Our station rarely gets a tip about a scam quite so sophisticated as the one we uncovered with the help of a viewer right here in eastern Idaho.
"I posted on Craigslist here in eastern Idaho and Idaho Falls," said Idaho Falls mom Tavia Pickett.
Pickett had five textbooks she needed to sell.
She did what a lot of folks would do in the Internet age --she made a post on Craigslist.
Soon after, she got a hopeful response.
"(He) asked me if I had the items still available for sale," she said, referring to the first e-mail response she received from a man who called himself Joel Harris.
Harris told Pickett he wanted those textbooks so badly, he would pay her $50 more than her asking price if she would guarantee they would go to him.
They texted back and forth. Harris sent Pickett a check.
"It's an $1,800 dollar check," said Pickett.
The check Pickett got in the mail was about $1,600 more than the price of the textbooks. But her buyer had sent specific instructions.
"He told me once I received the check, that I was to put the money into my bank, then take out the money he was supposed to give me, then send the rest with the books back," said Pickett.
It seemed like a bizarre request.
Pickett read and reread those instructions -- to send the leftover cash back by Western Union.
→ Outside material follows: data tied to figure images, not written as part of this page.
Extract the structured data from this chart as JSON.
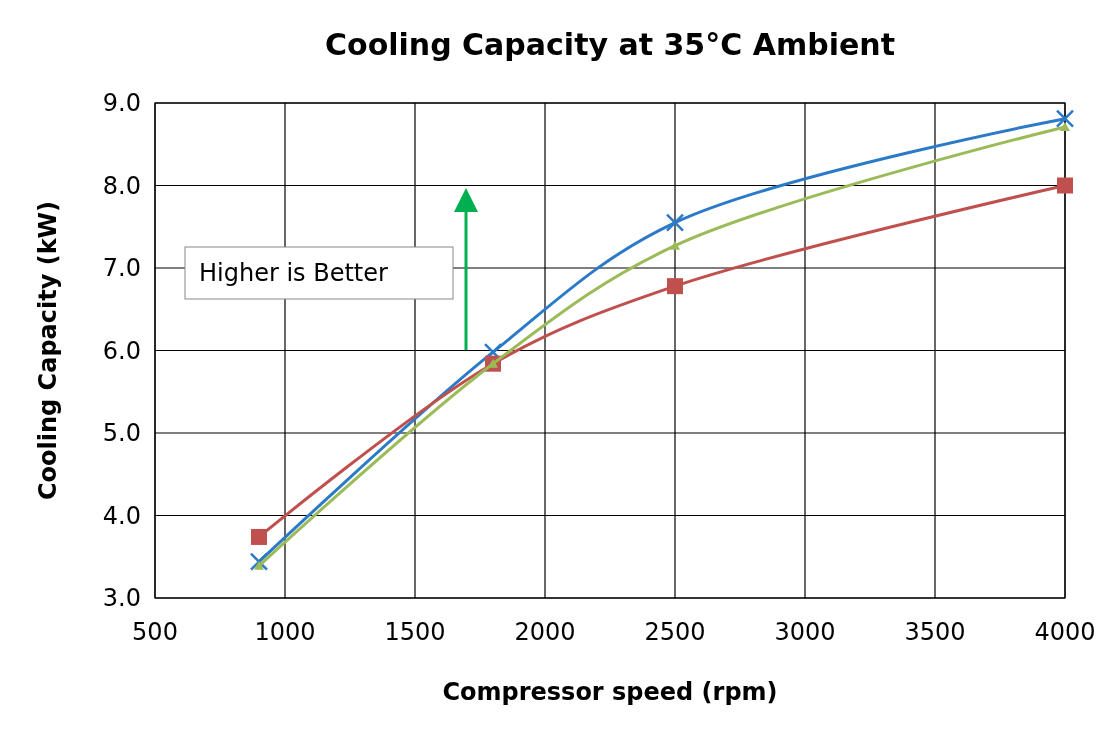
{
  "chart_data": {
    "type": "line",
    "title": "Cooling Capacity at 35°C Ambient",
    "xlabel": "Compressor speed (rpm)",
    "ylabel": "Cooling Capacity (kW)",
    "x": [
      900,
      1800,
      2500,
      4000
    ],
    "series": [
      {
        "color": "#2a7ac8",
        "marker": "cross",
        "values": [
          3.44,
          5.98,
          7.55,
          8.81
        ]
      },
      {
        "color": "#c0504d",
        "marker": "square",
        "values": [
          3.74,
          5.84,
          6.78,
          8.0
        ]
      },
      {
        "color": "#9bbb59",
        "marker": "triangle",
        "values": [
          3.39,
          5.84,
          7.27,
          8.71
        ]
      }
    ],
    "xlim": [
      500,
      4000
    ],
    "xticks": [
      500,
      1000,
      1500,
      2000,
      2500,
      3000,
      3500,
      4000
    ],
    "ylim": [
      3.0,
      9.0
    ],
    "yticks": [
      {
        "value": 3,
        "label": "3.0"
      },
      {
        "value": 4,
        "label": "4.0"
      },
      {
        "value": 5,
        "label": "5.0"
      },
      {
        "value": 6,
        "label": "6.0"
      },
      {
        "value": 7,
        "label": "7.0"
      },
      {
        "value": 8,
        "label": "8.0"
      },
      {
        "value": 9,
        "label": "9.0"
      }
    ],
    "grid": true,
    "annotations": [
      "Higher is Better"
    ]
  }
}
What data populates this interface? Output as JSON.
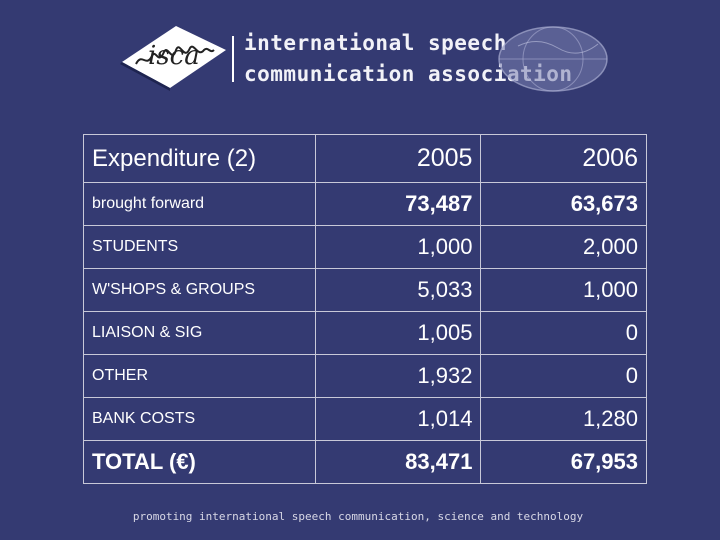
{
  "header": {
    "org_line1": "international speech",
    "org_line2": "communication association",
    "logo_text": "isca"
  },
  "table": {
    "title": "Expenditure (2)",
    "columns": [
      "2005",
      "2006"
    ],
    "rows": [
      {
        "label": "brought forward",
        "v2005": "73,487",
        "v2006": "63,673"
      },
      {
        "label": "STUDENTS",
        "v2005": "1,000",
        "v2006": "2,000"
      },
      {
        "label": "W'SHOPS & GROUPS",
        "v2005": "5,033",
        "v2006": "1,000"
      },
      {
        "label": "LIAISON & SIG",
        "v2005": "1,005",
        "v2006": "0"
      },
      {
        "label": "OTHER",
        "v2005": "1,932",
        "v2006": "0"
      },
      {
        "label": "BANK COSTS",
        "v2005": "1,014",
        "v2006": "1,280"
      }
    ],
    "total": {
      "label": "TOTAL (€)",
      "v2005": "83,471",
      "v2006": "67,953"
    }
  },
  "footer": {
    "tagline": "promoting international speech communication, science and technology"
  },
  "colors": {
    "background": "#343a72",
    "text": "#ffffff",
    "border": "#c8c8d8"
  }
}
Her gut said something was wrong.
"We had seen a news article previously on your station that an older woman had been scammed out of $3,000," said Pickett.
Pickett spoke to friends and even called her bank.
"The bank told me the way the checks work is that you put it in the bank account, a few days later it will say that it's clear," said Pickett.
The bank told Pickett that's when victims of this scam often take out the extra money as instructed, and send it back to the scammer.
"And then a few days later it would say there's no funds available and that it's a phony check, and then I would have to repay the bank the $1,600 dollars," Pickett said the bank her.
The crook would get away Scott-free, since there would be no way to trace the Western Union payment.
"That's when I got upset and told him that he better leave me alone," said Pickett.
Pickett says the only way she realized this was a scam was by trusting the bad feeling she had, and by doing her research.
"Don't be too trusting, especially when it comes to a large amount of money," said Pickett.
If there's one piece of advice she says stands any scammer's test:
"Trust your gut," said Pickett. "It's easy for anyone to get scammed if you're not smart about it."
For questions about whether or not a particular transaction might be a scam, your local bank is a good place to look for answers.